Doğduğumuz andan itibaren duygularla şekilleniriz. Sahip olduğumuz ilk unsur duygulardır. Bebeklikte kötü his ile ağlama ; daha iyi hissedince ise pozitif tepkiler vermek de duygulardan geçer.Çocuğunuz duyguları yaşarken bazı davranışsal tepkiler yansıtır.
Duygu düzenleme ise olumsuz duyguların olumsuz duygulara uygun şekilde dönüştürülmesi ve davranış problemlerini ortadan kaldırmayı içerir.
Çocuğunuz bir duygu yansıttığında ise ilk olarak o duyguyu anlamanız gereklidir.
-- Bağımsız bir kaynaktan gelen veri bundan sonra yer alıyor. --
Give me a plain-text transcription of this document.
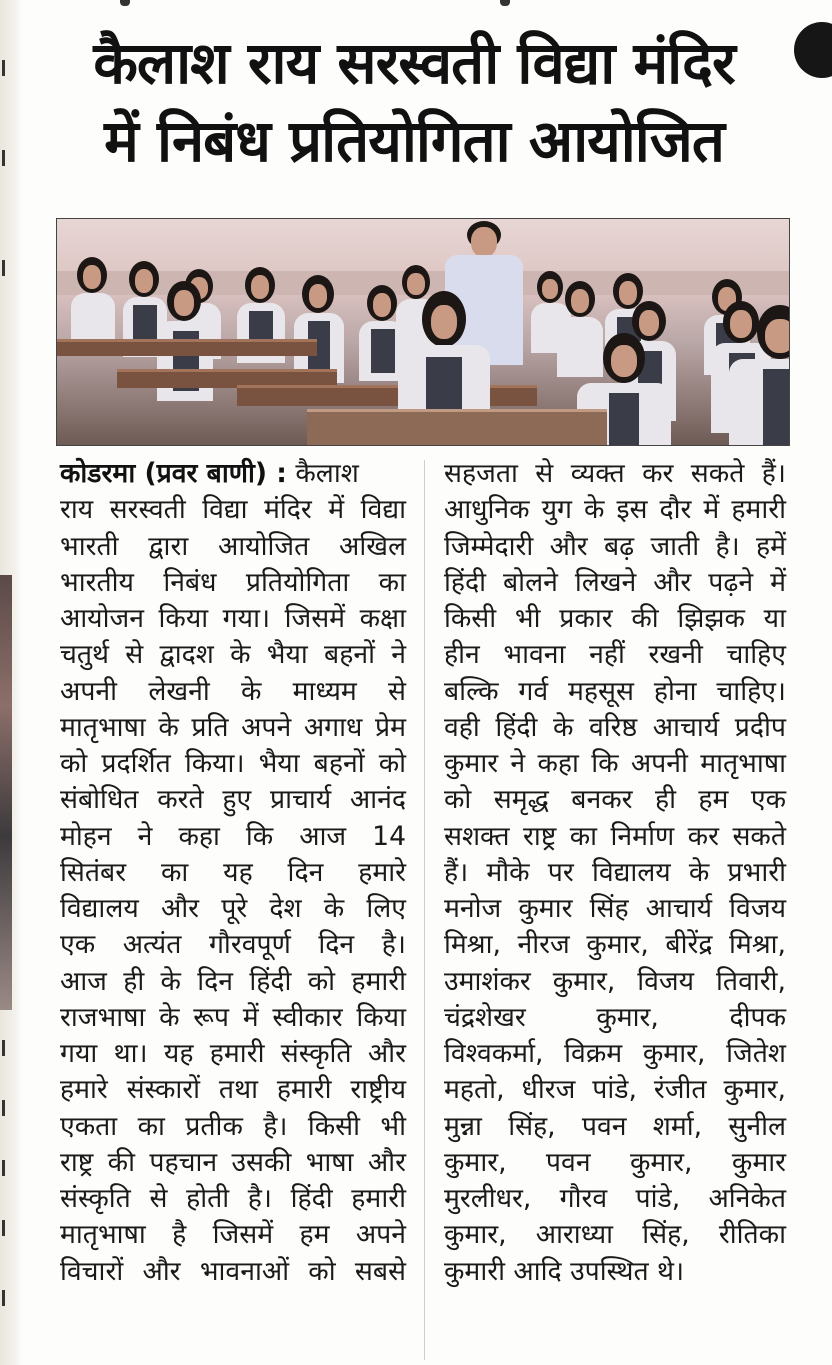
कैलाश राय सरस्वती विद्या मंदिर
में निबंध प्रतियोगिता आयोजित
कोडरमा (प्रवर बाणी) : कैलाश
राय सरस्वती विद्या मंदिर में विद्या
भारती द्वारा आयोजित अखिल
भारतीय निबंध प्रतियोगिता का
आयोजन किया गया। जिसमें कक्षा
चतुर्थ से द्वादश के भैया बहनों ने
अपनी लेखनी के माध्यम से
मातृभाषा के प्रति अपने अगाध प्रेम
को प्रदर्शित किया। भैया बहनों को
संबोधित करते हुए प्राचार्य आनंद
मोहन ने कहा कि आज 14
सितंबर का यह दिन हमारे
विद्यालय और पूरे देश के लिए
एक अत्यंत गौरवपूर्ण दिन है।
आज ही के दिन हिंदी को हमारी
राजभाषा के रूप में स्वीकार किया
गया था। यह हमारी संस्कृति और
हमारे संस्कारों तथा हमारी राष्ट्रीय
एकता का प्रतीक है। किसी भी
राष्ट्र की पहचान उसकी भाषा और
संस्कृति से होती है। हिंदी हमारी
मातृभाषा है जिसमें हम अपने
विचारों और भावनाओं को सबसे
सहजता से व्यक्त कर सकते हैं।
आधुनिक युग के इस दौर में हमारी
जिम्मेदारी और बढ़ जाती है। हमें
हिंदी बोलने लिखने और पढ़ने में
किसी भी प्रकार की झिझक या
हीन भावना नहीं रखनी चाहिए
बल्कि गर्व महसूस होना चाहिए।
वही हिंदी के वरिष्ठ आचार्य प्रदीप
कुमार ने कहा कि अपनी मातृभाषा
को समृद्ध बनकर ही हम एक
सशक्त राष्ट्र का निर्माण कर सकते
हैं। मौके पर विद्यालय के प्रभारी
मनोज कुमार सिंह आचार्य विजय
मिश्रा, नीरज कुमार, बीरेंद्र मिश्रा,
उमाशंकर कुमार, विजय तिवारी,
चंद्रशेखर कुमार, दीपक
विश्वकर्मा, विक्रम कुमार, जितेश
महतो, धीरज पांडे, रंजीत कुमार,
मुन्ना सिंह, पवन शर्मा, सुनील
कुमार, पवन कुमार, कुमार
मुरलीधर, गौरव पांडे, अनिकेत
कुमार, आराध्या सिंह, रीतिका
कुमारी आदि उपस्थित थे।
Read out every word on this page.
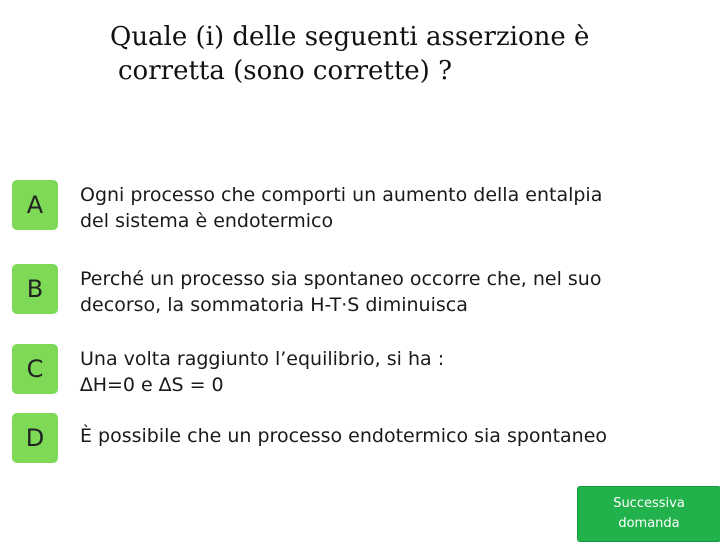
Quale (i) delle seguenti asserzione è
corretta (sono corrette) ?
A	Ogni processo che comporti un aumento della entalpia
del sistema è endotermico
B	Perché un processo sia spontaneo occorre che, nel suo
decorso, la sommatoria H-T·S diminuisca
C	Una volta raggiunto l’equilibrio, si ha :
∆H=0 e ∆S = 0
D	È possibile che un processo endotermico sia spontaneo
Successiva
domanda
Örneğin, şuan üzgünsün , sinirlisin, mutlusun gibi. İlk olarak duygular çocuğa iletilmelidir direkt olarak davranışı iletildiğinde ise gösterdiği olumsuz davranışın şiddeti daha da artabilir. Bu açıdan bakıldığında ilk olarak duyguyu anlamak ve ardından çocuğa yansımak çok önemlidir. Sonrasında ise davranış yansıtmalarına geçilebilir. Örneğin, sinirlendiğin için yemeğini yere attın gibi.
Çocuğunuz bazı durumlarda hissettiği duyguları anlamlandıramayabilir ve yaşadığı o duygunun belirsizliğiyle agresif davranışlar gösterebilir ya da çekingen davranabilir.
İçinde bulunduğu durumu anlamlandıamadığında çocucuğa o durumu anlamasına ve hissettiği duyguyu anlamasında destek olmak önem taşır.
Mutluluk kadar üzüntü ve öfke de insanların sahip olduğu duygulardır. Bu nedenle çocuğunuzun hissettiği hiç bir duyguyu bastırmamalı ve görmezden gelmemelisiniz.
Diğer bir dikkat edilmesi gereken unsur ise cinsiyetçi tutumlardır. Tüm duygular cinsiyetten bağımsız olarak tüm insanlara yöneliktir bu sebeple cinsiyete bağlı duyguları yansıtmak zayıflık olarak görülmemelidir.
Erkekler ağlamaz, üzülmez ; kadınlar bağırmaz ,sinirlenmez gibi toplumsal cinsiyeti ifadeler çocuğunuzun duygularını bastırmasına ve duygu düzenlemesini yapamaması sonucunda davranışlara olumsuz yansımasına sebebiyet verebilir.
Özetle, çocuklar hisseder ve davranır. Davranışları üzerine çok düşünmezler. Bazen bazı durumlarda nasıl hissettiklerini tanıyamayabilirler. Bu nedenle duygularının doğru bir şekilde yansıtılması ve olumlu davranışlarla düzenlemesi önem taşır.